En una comunidad cercana, Carmen (nombre ficticio) narra su experiencia: “A las mujeres nos ha tocado la peor parte. Muchas fuimos víctimas de violencia sexual. Eso es un dolor profundo, un trauma que es físico y mental, que está muy adentro. Una siente que tuvo la culpa, que no vale nada”. Hablar es difícil: por el miedo a los victimarios, y también por el temor al rechazo y la estigmatización de la propia familia, de la comunidad; por eso, muchas optaron por marcharse a la ciudad a trabajar como empleadas domésticas. Poco a poco, algunas comienzan a hablar: “Hemos venido renaciendo con un proceso de mujeres, yo quisiera que todas pudieran, como yo, sentirse mejor, con ayuda de terapeutas, de psicológicos, con el bien que nos hace hablar”, explica Carmen. En estas comunidades destacan la labor de las organizaciones de base, pero cuestionan el papel del Estado: “No nos ha llegado un peso del presupuesto que, supuestamente, es para reparar a las víctimas”.

 

Infancias robadas

Las niñas y niños han sido y son objeto de formas de violencia no menos brutales. Un reciente informe de Oxfam y otras organizaciones denuncia que, de media, cada día 27 menores son abusados por actores armados. Sólo en 2012, se calcula que 10.800 niñas y 2.400 niños fueron víctimas de violencia sexual en el contexto del conflicto. Los departamentos de Antioquia, Valle del Cauca y Nariño registran las cifras más altas, si bien en otras regiones, como la Amazonía, se sabe que este tipo de violencia está generalizada, pero no se ha podido hacer un registro.

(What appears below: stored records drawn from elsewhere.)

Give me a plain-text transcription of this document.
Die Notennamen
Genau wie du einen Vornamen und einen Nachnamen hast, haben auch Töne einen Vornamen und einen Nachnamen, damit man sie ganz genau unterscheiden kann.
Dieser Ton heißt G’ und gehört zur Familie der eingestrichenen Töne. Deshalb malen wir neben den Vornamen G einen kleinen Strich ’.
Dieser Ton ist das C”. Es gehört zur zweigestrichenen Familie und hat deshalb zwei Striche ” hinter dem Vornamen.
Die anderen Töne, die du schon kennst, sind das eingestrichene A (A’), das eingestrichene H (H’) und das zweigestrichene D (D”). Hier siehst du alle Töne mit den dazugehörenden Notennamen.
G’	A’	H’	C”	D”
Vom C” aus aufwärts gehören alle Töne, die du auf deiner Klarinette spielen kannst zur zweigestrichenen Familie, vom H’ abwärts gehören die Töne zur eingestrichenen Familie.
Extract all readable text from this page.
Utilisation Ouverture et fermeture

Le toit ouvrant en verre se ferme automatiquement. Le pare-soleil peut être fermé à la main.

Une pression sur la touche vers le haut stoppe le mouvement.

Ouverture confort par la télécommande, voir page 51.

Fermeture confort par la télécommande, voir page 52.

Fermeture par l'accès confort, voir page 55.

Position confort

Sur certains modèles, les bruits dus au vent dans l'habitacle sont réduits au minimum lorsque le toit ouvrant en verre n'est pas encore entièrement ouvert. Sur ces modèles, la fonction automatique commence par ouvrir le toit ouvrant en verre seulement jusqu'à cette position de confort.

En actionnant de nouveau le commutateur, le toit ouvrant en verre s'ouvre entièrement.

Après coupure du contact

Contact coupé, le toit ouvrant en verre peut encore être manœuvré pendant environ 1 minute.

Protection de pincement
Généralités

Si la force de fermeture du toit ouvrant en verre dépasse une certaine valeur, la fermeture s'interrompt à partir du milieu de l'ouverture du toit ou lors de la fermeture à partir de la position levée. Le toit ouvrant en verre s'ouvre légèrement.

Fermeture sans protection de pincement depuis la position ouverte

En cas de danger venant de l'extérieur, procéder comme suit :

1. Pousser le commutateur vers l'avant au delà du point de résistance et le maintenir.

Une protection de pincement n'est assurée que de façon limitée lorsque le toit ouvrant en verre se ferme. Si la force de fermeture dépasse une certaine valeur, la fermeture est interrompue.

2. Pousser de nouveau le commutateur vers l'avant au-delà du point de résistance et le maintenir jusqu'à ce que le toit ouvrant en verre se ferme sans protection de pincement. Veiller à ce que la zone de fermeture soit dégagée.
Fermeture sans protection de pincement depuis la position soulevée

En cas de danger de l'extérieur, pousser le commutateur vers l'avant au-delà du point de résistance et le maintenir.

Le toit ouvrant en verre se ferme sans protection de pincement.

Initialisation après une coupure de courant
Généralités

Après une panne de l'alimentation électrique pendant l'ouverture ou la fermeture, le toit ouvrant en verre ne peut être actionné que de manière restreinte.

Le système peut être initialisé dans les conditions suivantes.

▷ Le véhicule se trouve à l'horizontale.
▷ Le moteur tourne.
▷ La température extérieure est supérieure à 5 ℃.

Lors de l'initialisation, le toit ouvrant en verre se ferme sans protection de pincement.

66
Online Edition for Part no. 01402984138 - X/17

El subregistro y la invisibilización es un grave problema cuando hablamos de violencia contra las mujeres y menores en las zonas de conflicto. Como apunta Oxfam: “Los testimonios recabados y los relatos de las mujeres que habitan en zonas ocupadas por los distintos actores armados y víctimas del desplazamiento forzado indican que la violencia sexual es mucho más frecuente de lo que se cree, de lo que los medios de comunicación difunden y de lo que las estadísticas y los registros oficiales sugieren”.

Según el informe Dejen de cazar a las niñas y niños, de Oxfam, el Pacífico es una de las zonas del país donde, con mayor crudeza, tanto la guerrilla como los grupos paramilitares han ejercido abusos contra  menores, que van desde su uso como botín de guerra hasta su reclutación a través de engaños, pasando por el proxenetismo. En el municipio de Tumaco, en el Pacífico sur, se han creado redes de explotación sexual comercial que administran los grupos paramilitares. Las niñas son llevadas de una a otra vereda (pedanía), una situación que tiende a normalizarse en un contexto de enorme precariedad y vulnerabilidad socioeconómica. Se estima que, entre 2008 y 2012, 328 niños y 238 niñas fueron víctimas de abuso sexual.

 

Contra la diferencia

Junto a las mujeres y los menores, el colectivo LGTB (lesbianas, gays, bisexuales y transexuales) ha sido también duramente golpeado por la guerra en Colombia. Más de 1.200 personas LGBT han sido víctimas del conflicto, y de ellos, 80 han sido asesinados, según la Unidad de Víctimas. En su informe Aniquilar la diferencia, el Centro Nacional de Memoria Histórica (CNMH) detalla las agresiones, torturas, asesinatos, violaciones, amenazas y diversas formas de violencia  física y simbólica contra gays, lesbianas y transexuales por parte de los diferentes actores armados: las guerrillas han perseguido y amenazado a individuos por su orientación sexual, mientras que los paramilitares −en ocasiones, según el mismo informe, con apoyo de miembros de las Fuerzas Armadas− han emprendido verdaderos procesos de “limpieza social” a través de amenazas colectivas y agresiones públicas. Como en el tristemente célebre episodio vivido en una vereda de Montes de María, donde los paramilitares obligaron a homosexuales, ante la mirada de sus vecinos, a pelear sobre un ring de boxeo, a tener sexo entre ellos y a caminar desnudos durante horas. Los paramilitares llegaron a extremos brutales que incluyen sádicas torturas, violaciones, a veces con objetos, y en ocasiones, después de todo tipo de vejaciones, la muerte.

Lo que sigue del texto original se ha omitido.